Following the breakup of the Band Of Gypsys in early 1970, Hendrix and Cox drafted Experience drummer Mitch Mitchell to replace Buddy Miles and began recording a series of tracks intended for Hendrix's fourth studio album.

Though these songs were made available over the course of three posthumously released albums in the early ‘70s – Hendrix died in September 1970 at age 27 – it wasn't until 1997 that the Hendrix estate assembled the fruits of these final sessions into a single entity titled First Rays of the New Rising Sun.

Izabella, the second song on the album, was originally tracked in January 1970 with Cox on bass and Buddy Miles on drums. It was named after the 1968 Olympic White Stratocaster that Hendrix wielded during his iconic Woodstock set. However, Hendrix was dissatisfied with the recording, and later he added some extra guitar work and had Mitch Mitchell lay down a new drum part.

(Image credit: Getty Images)

To record his bassline, Cox played fingerstyle and likely used a Fender Precision Bass. In a 2007 interview with Bass Player, he recalled the instruments he played: “I used my P-Bass in the studio and my Jazz Bass live, because it projected a little louder.”

Though Cox's bass playing on Izabella is bereft of needless flash – the track contains no extraneous fills – it's no walk in the park to play. Plucking-hand stamina and careful coordination between the hands are both necessary.

Structurally, the song is a 12-bar blues with one deviation: In the ninth bar of each 12-bar cycle, rather than landing on the dominant 7 chord (in this case, D7 in the home key of G), Hendrix unexpectedly sidesteps down a tone to F before returning in the tenth bar to the anticipated IV chord, or subdominant (C), which is clearly outlined by the syncopated bass/guitar unison line.

After an eight-bar intro, the band gets down to business, introducing the two-bar riff that shapes the song. Cox and Hendrix play this riff throughout the I-IV-I progression in bars 9-16; they subtly alter in bar 17 to suggest a 3-3-2 eighth-note grouping, briefly toss it aside in favor of the syncopated line in bar 18, and pick it up again for the last two bars of the 12-bar cycle.

Harmonically, Izabella is characterized by the sound of the dominant 7#9 chord. Although Hendrix never actually plays this chord per se, the interaction of the multiple guitar tracks and Cox's bassline clearly imply it, transforming the workaday chords of a standard blues into an extended harmony.

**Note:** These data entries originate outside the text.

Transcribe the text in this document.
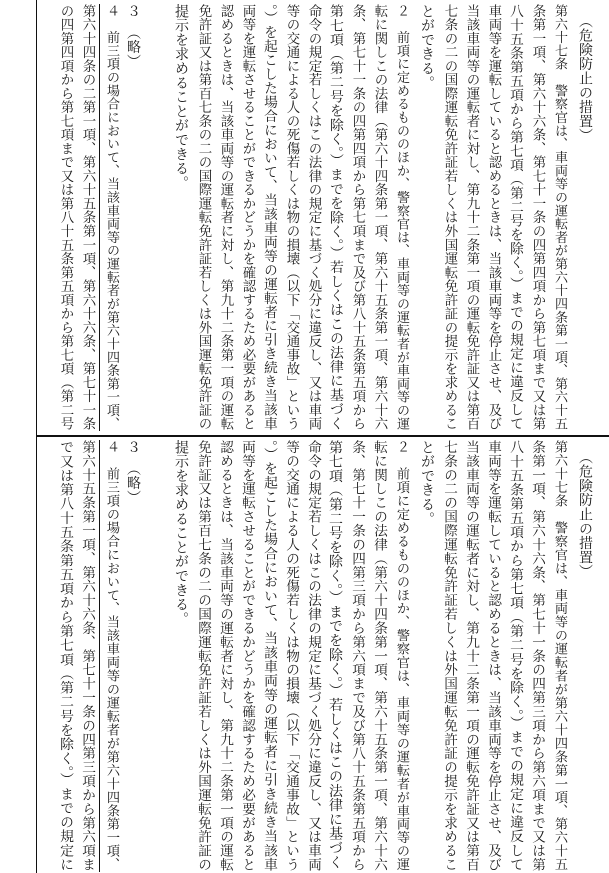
（危険防止の措置）
第六十七条　警察官は、車両等の運転者が第六十四条第一項、第六十五
条第一項、第六十六条、第七十一条の四第四項から第七項まで又は第
八十五条第五項から第七項（第二号を除く。）までの規定に違反して
車両等を運転していると認めるときは、当該車両等を停止させ、及び
当該車両等の運転者に対し、第九十二条第一項の運転免許証又は第百
七条の二の国際運転免許証若しくは外国運転免許証の提示を求めるこ
とができる。
２　前項に定めるもののほか、警察官は、車両等の運転者が車両等の運
転に関しこの法律（第六十四条第一項、第六十五条第一項、第六十六
条、第七十一条の四第四項から第七項まで及び第八十五条第五項から
第七項（第二号を除く。）までを除く。）若しくはこの法律に基づく
命令の規定若しくはこの法律の規定に基づく処分に違反し、又は車両
等の交通による人の死傷若しくは物の損壊（以下「交通事故」という
。）を起こした場合において、当該車両等の運転者に引き続き当該車
両等を運転させることができるかどうかを確認するため必要があると
認めるときは、当該車両等の運転者に対し、第九十二条第一項の運転
免許証又は第百七条の二の国際運転免許証若しくは外国運転免許証の
提示を求めることができる。
３　（略）
４　前三項の場合において、当該車両等の運転者が第六十四条第一項、
第六十四条の二第一項、第六十五条第一項、第六十六条、第七十一条
の四第四項から第七項まで又は第八十五条第五項から第七項（第二号
（危険防止の措置）
第六十七条　警察官は、車両等の運転者が第六十四条第一項、第六十五
条第一項、第六十六条、第七十一条の四第三項から第六項まで又は第
八十五条第五項から第七項（第二号を除く。）までの規定に違反して
車両等を運転していると認めるときは、当該車両等を停止させ、及び
当該車両等の運転者に対し、第九十二条第一項の運転免許証又は第百
七条の二の国際運転免許証若しくは外国運転免許証の提示を求めるこ
とができる。
２　前項に定めるもののほか、警察官は、車両等の運転者が車両等の運
転に関しこの法律（第六十四条第一項、第六十五条第一項、第六十六
条、第七十一条の四第三項から第六項まで及び第八十五条第五項から
第七項（第二号を除く。）までを除く。）若しくはこの法律に基づく
命令の規定若しくはこの法律の規定に基づく処分に違反し、又は車両
等の交通による人の死傷若しくは物の損壊（以下「交通事故」という
。）を起こした場合において、当該車両等の運転者に引き続き当該車
両等を運転させることができるかどうかを確認するため必要があると
認めるときは、当該車両等の運転者に対し、第九十二条第一項の運転
免許証又は第百七条の二の国際運転免許証若しくは外国運転免許証の
提示を求めることができる。
３　（略）
４　前三項の場合において、当該車両等の運転者が第六十四条第一項、
第六十五条第一項、第六十六条、第七十一条の四第三項から第六項ま
で又は第八十五条第五項から第七項（第二号を除く。）までの規定に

This 7#9 flavor is perhaps most apparent where the second guitar track parallels the unison riff over the G7 and C7 tonalities of bars 21-28 and 31-32, emphasizing the major 3rd of each chord, while the riff continues to insist on the sound of the minor 3rds, generating a ballsy harmonic mash in the process.

(Image credit: Getty Images)

Also worthy of note is the way Hendrix and Cox tweak the second bar of the main riff throughout this B section, adding in a potent cross-rhythm by grouping the 16ths of beats two through four into units of three.

Coinciding with the guitar solo at 01:10, Cox and Hendrix introduce a new variant: a rising eighth-note arpeggio idea that helps provide contrast between the first part of the song and the return to the main riff at 01:37.

This next section sees the second bar of the main riff altered again to produce a series of offbeat chromatic ascents, which lead into the extended tonic pedal section. Here Cox and Hendrix drive the main riff to its logical conclusion, targeting ever-higher notes at the end of each two-beat phrase (Bb, C, and F, respectively), before spilling down the octave every second bar and repeating the whole idea through to the end of the song.

After 1968's Electric Ladyland, the last of the three seminal studio albums Hendrix completed during his lifetime, his music became more focused, and in many cases, funky. This was due in no small part to the authoritative groove laid down by Cox, who was inducted into the Musician's Hall of Fame in 2009.

And while Noel Redding may garner the lion's share of the low-end glory in the Hendrix annals, Cox nevertheless played a pivotal role in both the beginning and the end of Hendrix's story, neatly bookending the legendary guitarist's short but spectacular career.